For many investors, the desire to own commodities stems from the asset class’s inflation-hedging or portfolio-diversifying characteristics. However, these positive attributes are somewhat lost when the allocation is expressed through public market equities due to the differences in price movements we’ve discussed. When compared with a futures-based commodity exposure, this return dispersion means natural resource stocks have demonstrated a much lower connection to inflation historically. Over the past 10 years, the S&P North American Natural Resources Sector Index’s correlation with the Consumer Price Index was 0.31, compared with 0.63 for the Bloomberg Commodity Index. In addition, natural resource stocks have demonstrated higher volatility and higher correlation with all equities when compared with commodities. The increased correlation with the equity asset class should hardly come as a surprise, since natural resource equities are—to state the obvious—equities.

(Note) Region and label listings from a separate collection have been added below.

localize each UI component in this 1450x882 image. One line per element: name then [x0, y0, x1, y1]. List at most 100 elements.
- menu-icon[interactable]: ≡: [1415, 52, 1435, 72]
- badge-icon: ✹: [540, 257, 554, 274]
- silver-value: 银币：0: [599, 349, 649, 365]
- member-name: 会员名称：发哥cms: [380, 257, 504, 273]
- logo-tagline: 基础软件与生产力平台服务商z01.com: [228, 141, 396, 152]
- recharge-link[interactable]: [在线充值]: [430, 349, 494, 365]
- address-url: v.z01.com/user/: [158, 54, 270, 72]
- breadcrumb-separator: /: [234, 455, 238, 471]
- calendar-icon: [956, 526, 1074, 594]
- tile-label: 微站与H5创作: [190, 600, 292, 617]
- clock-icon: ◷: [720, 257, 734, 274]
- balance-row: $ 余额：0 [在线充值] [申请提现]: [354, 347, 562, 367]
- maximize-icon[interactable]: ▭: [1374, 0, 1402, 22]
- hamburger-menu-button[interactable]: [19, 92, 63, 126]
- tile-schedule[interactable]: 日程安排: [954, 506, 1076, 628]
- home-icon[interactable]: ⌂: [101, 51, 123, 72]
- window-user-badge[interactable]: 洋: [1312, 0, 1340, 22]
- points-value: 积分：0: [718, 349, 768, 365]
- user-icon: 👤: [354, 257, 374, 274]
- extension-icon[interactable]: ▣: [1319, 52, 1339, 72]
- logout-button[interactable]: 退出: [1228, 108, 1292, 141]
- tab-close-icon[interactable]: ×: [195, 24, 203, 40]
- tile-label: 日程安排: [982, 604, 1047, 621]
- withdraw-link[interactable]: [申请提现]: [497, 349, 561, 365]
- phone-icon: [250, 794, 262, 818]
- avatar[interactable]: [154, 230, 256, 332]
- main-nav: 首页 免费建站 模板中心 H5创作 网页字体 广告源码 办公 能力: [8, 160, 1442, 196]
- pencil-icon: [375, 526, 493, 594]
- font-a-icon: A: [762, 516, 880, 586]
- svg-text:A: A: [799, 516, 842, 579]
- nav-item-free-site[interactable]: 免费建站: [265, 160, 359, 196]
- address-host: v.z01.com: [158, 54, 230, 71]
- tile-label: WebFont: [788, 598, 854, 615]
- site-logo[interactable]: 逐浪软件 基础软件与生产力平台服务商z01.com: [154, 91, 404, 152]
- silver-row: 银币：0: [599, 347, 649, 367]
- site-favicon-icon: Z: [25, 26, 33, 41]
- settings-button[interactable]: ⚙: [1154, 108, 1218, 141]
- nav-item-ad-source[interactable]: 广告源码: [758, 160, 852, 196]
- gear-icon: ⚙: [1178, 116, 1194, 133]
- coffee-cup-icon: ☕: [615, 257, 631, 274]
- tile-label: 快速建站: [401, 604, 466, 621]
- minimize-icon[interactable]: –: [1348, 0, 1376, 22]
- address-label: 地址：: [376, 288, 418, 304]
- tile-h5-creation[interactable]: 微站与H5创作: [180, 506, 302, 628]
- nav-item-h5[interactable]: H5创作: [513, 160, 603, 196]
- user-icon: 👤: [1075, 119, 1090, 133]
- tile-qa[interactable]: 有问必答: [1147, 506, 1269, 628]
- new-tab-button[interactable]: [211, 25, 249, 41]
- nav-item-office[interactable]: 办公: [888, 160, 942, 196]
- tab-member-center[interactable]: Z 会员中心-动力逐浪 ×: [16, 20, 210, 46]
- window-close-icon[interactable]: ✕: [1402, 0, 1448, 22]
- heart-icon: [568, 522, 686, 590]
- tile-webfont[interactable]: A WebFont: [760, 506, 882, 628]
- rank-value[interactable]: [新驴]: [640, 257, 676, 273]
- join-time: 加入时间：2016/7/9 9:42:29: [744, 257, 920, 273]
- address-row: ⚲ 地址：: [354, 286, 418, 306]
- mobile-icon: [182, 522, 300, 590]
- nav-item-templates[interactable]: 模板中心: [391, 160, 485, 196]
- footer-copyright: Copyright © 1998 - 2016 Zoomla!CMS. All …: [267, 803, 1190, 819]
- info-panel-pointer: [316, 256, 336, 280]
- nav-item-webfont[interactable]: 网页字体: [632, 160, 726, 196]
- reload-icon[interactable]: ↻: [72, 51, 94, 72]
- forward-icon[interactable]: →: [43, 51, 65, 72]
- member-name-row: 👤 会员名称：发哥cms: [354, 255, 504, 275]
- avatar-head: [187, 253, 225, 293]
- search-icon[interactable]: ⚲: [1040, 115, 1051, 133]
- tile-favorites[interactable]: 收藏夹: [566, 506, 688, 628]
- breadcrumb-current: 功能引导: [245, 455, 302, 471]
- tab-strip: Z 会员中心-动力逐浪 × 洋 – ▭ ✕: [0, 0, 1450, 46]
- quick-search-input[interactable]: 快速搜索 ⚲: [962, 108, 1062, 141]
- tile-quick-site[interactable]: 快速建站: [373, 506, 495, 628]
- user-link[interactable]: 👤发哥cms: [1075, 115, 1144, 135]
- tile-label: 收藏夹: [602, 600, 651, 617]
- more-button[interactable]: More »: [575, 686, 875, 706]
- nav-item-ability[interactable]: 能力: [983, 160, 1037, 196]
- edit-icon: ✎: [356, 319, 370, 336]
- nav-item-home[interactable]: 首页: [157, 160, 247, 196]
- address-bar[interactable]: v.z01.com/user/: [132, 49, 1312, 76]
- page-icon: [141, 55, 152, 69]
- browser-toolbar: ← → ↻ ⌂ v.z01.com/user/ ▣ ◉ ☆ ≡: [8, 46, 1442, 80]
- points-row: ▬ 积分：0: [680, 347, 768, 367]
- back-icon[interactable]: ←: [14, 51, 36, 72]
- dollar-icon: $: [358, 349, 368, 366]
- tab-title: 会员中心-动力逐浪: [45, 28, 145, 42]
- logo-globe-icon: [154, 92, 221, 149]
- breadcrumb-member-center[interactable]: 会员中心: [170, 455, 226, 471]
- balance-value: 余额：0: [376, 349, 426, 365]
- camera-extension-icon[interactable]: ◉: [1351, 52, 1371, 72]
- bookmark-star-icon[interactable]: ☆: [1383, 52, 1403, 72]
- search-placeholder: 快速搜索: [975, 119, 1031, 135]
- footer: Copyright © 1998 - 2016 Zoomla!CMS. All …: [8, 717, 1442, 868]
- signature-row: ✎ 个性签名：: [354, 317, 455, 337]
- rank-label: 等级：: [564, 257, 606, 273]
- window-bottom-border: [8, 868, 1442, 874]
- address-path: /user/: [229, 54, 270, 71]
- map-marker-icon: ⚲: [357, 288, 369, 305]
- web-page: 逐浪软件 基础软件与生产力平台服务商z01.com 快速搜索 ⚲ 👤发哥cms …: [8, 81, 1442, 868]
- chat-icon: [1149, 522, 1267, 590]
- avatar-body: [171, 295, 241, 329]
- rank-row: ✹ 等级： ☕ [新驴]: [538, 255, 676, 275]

Volatility and correlation properties of commodities and natural resource equities (12/31/2010–12/31/2020)
Sources: Bloomberg, S&P Dow Jones, Parametric, 12/31/2020. For illustrative purposes only. Not a recommendation to buy or sell any security. It is not possible to invest directly in an index.
Both this elevated correlation and higher volatility diminish natural resource stocks’ diversification benefit in a total portfolio setting. They can lead to a portfolio that has a lower expected return and higher expected volatility than an equivalent portfolio holding similar exposure to a futures-based commodity strategy.
The bottom line
Getting commodity exposure through a futures position is complex on many fronts, and it may involve investing in unfamiliar financial instruments that can appear complicated even to seasoned investors. For less experienced investors, the primary motive for choosing natural resource stocks to provide commodity exposure is the ease of implementation and a greater familiarity with the risk factors involved in an equity investment. However, this choice has serious downsides. At the top level, the very claim that natural resource stocks can be a proxy for commodities is questionable. Equity returns have many drivers that won’t affect commodity prices, and many of these natural resource companies use hedges to mute the impact of commodity price volatility on their revenues and profits. All in all, for an investor looking to add commodity exposure for either its inflation-fighting powers or its portfolio-level diversification, natural resource stocks simply aren’t a substitute for commodity futures.
References to specific securities and their issuers are for illustrative purposes only and are not intended to be and should not be interpreted as a recommendation to purchase or sell such securities. It should not be assumed that any of the securities referenced will be profitable in the future or will equal their past performance. All investments are subject to risks, including the risk of loss.